What we'd actually need to do a better job would be some sort of "C4Group builder" interface (like string builder for strings), I feel. Would also need some format adjustments, as you wouldn't know the size of sub-groups beforehand, so you'd have to "rewind" in order to put in sizes. That might be... tricky in a compressed stream. But might be possible - maybe you could deactivate compression for the headers, then seek back or something.
What we'd actually need to do a better job would be some sort of "C4Group builder" interface (like string builder for strings), I feel. Would also need some format adjustments, as you wouldn't know the size of sub-groups beforehand, so you'd have to "rewind" in order to put in sizes. That might be... tricky in a compressed stream. But might be possible - maybe you could deactivate compression for the headers, then seek back or something.
No, while unpacking.
Packing sequentially without keeping the files in ram doesn't work, that's right. On the other hand side, I haven't seen a group in a while that wouldn't fit in the RAM of my oldest machine, and that one is 12 years old...
Packing sequentially without keeping the files in ram doesn't work, that's right. On the other hand side, I haven't seen a group in a while that wouldn't fit in the RAM of my oldest machine, and that one is 12 years old...
Unpacking will not generate temporary files. Except when you unpack to disk, at which point that's expected behaviour, isn't it?

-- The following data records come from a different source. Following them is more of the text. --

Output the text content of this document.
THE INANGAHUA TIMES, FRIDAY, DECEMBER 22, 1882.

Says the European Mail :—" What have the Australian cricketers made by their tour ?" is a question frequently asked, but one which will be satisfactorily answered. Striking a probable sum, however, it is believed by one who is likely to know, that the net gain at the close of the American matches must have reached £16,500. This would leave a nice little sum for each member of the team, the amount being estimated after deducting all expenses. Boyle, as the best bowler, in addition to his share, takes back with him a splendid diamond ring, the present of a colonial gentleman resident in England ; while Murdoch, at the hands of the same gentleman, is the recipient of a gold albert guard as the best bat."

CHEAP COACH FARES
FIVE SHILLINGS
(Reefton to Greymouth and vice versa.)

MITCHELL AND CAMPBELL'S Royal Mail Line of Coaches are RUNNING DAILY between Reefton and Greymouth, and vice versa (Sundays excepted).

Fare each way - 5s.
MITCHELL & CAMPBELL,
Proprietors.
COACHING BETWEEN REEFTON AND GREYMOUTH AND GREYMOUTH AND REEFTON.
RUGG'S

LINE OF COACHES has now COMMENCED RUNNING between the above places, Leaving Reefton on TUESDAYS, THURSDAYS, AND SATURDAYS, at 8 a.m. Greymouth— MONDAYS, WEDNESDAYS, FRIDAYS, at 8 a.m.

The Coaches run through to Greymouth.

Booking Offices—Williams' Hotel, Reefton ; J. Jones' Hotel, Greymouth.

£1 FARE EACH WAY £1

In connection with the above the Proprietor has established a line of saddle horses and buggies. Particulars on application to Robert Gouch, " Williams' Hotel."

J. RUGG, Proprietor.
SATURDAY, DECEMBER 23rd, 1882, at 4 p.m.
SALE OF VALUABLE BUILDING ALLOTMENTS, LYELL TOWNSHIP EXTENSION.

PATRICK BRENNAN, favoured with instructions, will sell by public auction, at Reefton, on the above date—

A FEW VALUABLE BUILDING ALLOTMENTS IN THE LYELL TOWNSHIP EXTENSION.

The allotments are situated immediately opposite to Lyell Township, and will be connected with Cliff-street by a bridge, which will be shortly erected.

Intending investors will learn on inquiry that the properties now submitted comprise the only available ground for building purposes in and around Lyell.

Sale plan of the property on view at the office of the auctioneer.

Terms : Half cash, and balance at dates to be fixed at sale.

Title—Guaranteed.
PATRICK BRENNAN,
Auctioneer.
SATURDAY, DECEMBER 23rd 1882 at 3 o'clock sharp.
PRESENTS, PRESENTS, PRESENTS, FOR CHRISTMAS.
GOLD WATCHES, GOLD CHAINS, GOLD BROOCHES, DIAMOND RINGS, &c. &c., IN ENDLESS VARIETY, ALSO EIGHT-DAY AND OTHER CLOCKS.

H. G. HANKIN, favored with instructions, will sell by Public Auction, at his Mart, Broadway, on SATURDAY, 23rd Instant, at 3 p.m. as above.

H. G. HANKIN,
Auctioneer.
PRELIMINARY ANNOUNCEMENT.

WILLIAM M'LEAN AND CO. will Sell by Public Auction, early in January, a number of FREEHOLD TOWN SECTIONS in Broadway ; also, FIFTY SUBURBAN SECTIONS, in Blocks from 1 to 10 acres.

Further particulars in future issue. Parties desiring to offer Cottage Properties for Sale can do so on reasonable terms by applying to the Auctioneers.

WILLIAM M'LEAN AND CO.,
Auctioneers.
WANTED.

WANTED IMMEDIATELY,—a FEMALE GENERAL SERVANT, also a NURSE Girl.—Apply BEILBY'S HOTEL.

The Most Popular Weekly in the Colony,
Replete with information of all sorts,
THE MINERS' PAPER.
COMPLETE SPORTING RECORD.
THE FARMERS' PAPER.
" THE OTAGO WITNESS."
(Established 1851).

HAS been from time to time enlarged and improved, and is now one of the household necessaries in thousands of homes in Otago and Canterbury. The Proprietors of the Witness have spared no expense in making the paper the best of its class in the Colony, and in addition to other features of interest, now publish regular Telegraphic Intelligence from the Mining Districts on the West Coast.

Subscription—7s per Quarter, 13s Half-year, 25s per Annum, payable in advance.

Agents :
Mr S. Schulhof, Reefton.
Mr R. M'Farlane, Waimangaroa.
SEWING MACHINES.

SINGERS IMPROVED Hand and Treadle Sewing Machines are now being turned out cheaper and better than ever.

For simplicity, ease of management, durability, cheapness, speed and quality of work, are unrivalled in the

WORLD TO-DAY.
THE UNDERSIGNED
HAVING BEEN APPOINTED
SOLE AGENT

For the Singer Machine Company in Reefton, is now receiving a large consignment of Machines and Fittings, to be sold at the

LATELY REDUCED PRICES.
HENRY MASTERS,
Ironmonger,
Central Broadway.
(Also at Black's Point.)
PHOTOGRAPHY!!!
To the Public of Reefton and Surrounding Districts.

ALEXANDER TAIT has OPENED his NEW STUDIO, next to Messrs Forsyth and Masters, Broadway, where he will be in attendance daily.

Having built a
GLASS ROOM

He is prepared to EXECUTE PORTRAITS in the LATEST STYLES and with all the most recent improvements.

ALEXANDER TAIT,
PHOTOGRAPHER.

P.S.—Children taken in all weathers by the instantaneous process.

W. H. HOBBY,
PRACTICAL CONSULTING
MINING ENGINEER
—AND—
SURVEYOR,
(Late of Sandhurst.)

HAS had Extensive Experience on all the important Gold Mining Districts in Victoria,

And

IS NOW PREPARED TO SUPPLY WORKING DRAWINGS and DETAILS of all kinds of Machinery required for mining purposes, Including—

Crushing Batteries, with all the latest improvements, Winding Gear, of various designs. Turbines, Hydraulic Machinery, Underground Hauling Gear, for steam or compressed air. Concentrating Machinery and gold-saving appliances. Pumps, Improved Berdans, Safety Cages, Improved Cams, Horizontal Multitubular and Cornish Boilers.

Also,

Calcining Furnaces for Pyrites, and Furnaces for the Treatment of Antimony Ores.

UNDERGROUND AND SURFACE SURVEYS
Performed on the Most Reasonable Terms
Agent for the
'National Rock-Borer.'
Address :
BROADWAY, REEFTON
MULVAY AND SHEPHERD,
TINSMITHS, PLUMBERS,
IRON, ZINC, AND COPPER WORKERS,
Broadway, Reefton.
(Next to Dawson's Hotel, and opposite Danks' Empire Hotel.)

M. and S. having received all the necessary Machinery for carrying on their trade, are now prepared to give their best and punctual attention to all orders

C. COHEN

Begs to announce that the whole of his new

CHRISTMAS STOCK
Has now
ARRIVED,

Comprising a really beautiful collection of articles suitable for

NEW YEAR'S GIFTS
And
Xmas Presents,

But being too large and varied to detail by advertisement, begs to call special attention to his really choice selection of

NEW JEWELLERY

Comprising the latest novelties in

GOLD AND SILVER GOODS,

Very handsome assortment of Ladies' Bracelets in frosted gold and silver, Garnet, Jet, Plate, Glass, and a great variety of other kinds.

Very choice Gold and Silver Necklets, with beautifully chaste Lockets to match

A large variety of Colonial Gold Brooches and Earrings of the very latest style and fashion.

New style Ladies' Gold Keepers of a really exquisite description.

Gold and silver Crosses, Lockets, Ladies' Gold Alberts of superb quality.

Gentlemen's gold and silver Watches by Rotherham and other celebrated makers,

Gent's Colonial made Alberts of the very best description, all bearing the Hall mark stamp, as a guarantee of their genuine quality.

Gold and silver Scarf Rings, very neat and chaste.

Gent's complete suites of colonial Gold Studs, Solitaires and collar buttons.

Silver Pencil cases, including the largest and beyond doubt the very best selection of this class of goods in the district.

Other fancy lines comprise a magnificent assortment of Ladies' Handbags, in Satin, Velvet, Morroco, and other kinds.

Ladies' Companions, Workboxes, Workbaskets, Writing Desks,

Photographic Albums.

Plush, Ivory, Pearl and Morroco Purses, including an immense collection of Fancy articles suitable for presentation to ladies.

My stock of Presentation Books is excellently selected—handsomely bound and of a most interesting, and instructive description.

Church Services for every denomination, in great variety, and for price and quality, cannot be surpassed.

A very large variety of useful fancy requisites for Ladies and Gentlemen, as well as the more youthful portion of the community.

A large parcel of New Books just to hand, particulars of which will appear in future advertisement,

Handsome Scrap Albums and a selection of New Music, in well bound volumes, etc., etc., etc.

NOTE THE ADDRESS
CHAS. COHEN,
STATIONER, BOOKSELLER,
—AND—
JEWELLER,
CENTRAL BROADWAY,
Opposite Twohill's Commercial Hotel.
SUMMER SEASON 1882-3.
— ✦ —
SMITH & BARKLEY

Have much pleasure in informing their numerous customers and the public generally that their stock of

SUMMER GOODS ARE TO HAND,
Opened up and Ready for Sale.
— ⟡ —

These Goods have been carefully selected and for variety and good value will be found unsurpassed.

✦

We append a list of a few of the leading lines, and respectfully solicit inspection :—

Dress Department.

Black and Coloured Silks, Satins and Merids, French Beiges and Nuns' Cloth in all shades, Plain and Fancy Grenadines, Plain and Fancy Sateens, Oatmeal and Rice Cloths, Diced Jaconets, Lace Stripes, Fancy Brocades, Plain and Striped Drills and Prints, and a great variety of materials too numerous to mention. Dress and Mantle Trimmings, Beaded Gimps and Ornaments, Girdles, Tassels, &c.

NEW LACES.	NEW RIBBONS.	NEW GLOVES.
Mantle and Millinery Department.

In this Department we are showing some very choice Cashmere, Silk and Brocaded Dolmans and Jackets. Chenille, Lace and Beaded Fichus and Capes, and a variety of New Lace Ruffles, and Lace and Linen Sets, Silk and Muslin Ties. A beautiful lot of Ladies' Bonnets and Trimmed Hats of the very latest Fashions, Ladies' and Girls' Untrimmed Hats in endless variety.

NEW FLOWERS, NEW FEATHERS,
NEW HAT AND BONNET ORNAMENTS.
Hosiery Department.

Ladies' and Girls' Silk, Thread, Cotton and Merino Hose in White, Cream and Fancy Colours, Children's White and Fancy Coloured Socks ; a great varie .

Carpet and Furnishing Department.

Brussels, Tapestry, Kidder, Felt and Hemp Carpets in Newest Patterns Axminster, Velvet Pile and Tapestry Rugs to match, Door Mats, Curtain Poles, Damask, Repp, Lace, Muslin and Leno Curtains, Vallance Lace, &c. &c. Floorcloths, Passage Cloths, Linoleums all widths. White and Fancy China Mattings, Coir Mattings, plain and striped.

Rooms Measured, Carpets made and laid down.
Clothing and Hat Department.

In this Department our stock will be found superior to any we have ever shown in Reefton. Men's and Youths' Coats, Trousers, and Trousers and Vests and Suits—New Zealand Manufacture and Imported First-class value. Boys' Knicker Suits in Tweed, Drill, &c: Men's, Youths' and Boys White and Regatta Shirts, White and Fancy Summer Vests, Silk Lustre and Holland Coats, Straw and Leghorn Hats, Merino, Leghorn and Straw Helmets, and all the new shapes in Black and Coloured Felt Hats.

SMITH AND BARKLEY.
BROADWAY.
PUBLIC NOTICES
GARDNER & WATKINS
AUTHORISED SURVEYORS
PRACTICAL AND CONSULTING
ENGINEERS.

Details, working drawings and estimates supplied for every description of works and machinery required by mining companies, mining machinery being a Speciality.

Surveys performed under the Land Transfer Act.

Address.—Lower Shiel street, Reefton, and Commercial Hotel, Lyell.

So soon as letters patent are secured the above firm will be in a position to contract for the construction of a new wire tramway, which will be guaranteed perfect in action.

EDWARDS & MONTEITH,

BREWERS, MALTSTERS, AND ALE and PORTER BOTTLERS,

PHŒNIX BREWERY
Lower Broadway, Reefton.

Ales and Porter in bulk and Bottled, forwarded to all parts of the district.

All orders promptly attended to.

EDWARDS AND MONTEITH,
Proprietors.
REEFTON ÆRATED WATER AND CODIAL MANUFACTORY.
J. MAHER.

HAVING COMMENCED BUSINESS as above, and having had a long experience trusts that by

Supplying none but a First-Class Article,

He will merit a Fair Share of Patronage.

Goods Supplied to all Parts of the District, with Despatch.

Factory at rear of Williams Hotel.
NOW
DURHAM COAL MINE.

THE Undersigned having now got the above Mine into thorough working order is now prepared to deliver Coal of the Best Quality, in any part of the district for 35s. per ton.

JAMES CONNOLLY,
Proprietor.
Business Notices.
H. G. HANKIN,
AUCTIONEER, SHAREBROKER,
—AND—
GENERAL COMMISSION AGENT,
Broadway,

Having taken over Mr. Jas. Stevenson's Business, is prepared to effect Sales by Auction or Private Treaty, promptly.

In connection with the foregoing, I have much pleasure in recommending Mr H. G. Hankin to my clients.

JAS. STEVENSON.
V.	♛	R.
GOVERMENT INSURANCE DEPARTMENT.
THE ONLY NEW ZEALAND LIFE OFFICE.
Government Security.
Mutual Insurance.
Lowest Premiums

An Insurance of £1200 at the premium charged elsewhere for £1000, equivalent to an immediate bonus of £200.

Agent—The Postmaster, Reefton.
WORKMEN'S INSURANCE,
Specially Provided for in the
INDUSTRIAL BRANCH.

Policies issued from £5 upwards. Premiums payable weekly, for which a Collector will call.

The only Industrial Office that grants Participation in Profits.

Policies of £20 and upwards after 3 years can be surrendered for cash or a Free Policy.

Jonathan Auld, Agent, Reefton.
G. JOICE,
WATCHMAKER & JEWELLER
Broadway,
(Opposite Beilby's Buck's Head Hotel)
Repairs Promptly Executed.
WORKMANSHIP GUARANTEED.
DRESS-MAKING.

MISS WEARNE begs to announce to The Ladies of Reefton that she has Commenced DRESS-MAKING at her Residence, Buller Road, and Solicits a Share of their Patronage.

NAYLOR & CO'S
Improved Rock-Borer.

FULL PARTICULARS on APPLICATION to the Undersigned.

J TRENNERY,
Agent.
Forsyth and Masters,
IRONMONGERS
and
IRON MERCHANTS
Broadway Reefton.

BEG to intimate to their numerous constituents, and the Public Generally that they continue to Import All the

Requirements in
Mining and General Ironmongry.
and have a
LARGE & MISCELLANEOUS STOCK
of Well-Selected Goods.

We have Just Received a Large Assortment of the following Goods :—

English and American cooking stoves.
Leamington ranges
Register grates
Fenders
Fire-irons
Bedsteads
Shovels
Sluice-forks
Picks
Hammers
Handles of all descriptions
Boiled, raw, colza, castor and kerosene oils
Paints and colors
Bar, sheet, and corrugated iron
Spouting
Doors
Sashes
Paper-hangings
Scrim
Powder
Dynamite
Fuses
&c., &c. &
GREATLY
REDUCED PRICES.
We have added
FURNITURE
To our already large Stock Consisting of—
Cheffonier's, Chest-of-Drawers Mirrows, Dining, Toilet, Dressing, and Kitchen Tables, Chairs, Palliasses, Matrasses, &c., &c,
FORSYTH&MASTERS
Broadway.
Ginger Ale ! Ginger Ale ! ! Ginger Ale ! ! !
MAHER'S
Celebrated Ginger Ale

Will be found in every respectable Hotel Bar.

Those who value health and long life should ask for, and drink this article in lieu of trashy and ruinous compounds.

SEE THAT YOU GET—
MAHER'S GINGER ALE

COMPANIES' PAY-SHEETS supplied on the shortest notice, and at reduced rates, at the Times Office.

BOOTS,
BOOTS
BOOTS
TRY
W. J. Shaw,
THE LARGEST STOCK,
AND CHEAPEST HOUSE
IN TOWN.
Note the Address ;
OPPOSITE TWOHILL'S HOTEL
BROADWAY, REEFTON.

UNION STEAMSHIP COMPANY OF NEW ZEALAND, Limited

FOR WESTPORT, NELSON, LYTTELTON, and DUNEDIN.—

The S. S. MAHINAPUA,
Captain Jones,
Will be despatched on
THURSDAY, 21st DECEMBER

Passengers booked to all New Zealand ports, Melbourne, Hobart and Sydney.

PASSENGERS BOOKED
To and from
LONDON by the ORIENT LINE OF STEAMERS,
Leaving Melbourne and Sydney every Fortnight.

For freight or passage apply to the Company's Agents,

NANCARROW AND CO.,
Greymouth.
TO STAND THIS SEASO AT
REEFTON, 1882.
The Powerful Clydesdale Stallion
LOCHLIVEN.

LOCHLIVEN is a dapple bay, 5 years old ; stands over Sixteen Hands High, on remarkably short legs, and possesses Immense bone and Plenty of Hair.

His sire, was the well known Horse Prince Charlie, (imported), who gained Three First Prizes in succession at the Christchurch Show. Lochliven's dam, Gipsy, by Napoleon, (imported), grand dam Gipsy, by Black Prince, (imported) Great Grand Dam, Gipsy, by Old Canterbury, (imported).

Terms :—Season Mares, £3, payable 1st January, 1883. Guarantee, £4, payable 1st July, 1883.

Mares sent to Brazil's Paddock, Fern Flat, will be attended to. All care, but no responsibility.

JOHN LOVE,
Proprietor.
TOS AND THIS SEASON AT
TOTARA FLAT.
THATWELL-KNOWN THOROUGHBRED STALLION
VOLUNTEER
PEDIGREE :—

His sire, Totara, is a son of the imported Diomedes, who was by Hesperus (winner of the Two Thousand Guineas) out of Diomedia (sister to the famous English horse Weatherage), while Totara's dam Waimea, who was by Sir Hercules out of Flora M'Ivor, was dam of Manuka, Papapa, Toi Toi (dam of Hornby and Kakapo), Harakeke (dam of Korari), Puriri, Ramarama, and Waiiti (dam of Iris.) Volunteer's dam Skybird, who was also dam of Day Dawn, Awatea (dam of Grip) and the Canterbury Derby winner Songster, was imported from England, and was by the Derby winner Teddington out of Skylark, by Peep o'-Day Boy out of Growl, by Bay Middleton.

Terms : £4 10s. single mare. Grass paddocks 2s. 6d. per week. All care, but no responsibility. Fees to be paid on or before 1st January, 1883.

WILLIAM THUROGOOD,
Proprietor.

I don't get how temporary files are expected behavior when unpacking to disk, but... Whatever, I'm not going to change anything about it.
>Motherf*king.txt
>Another_f*king_ordner
>Contains spaces muthafa...
I was too busy coding to think of mature folder and filenames to test my program^^
Not having to do my own thinking is the purpose of standards. In this case, the Foo, Bar, Baz and Lorem Ipsum and Bla, Blub standards. Having words that only mean "no meaning" isn't as meaningless as it sounds and really quite useful. I wish we had more of them. I almost always use "foo" etc., and sometimes I need more than three, and get annoyed about wasting a decision on such trivialities.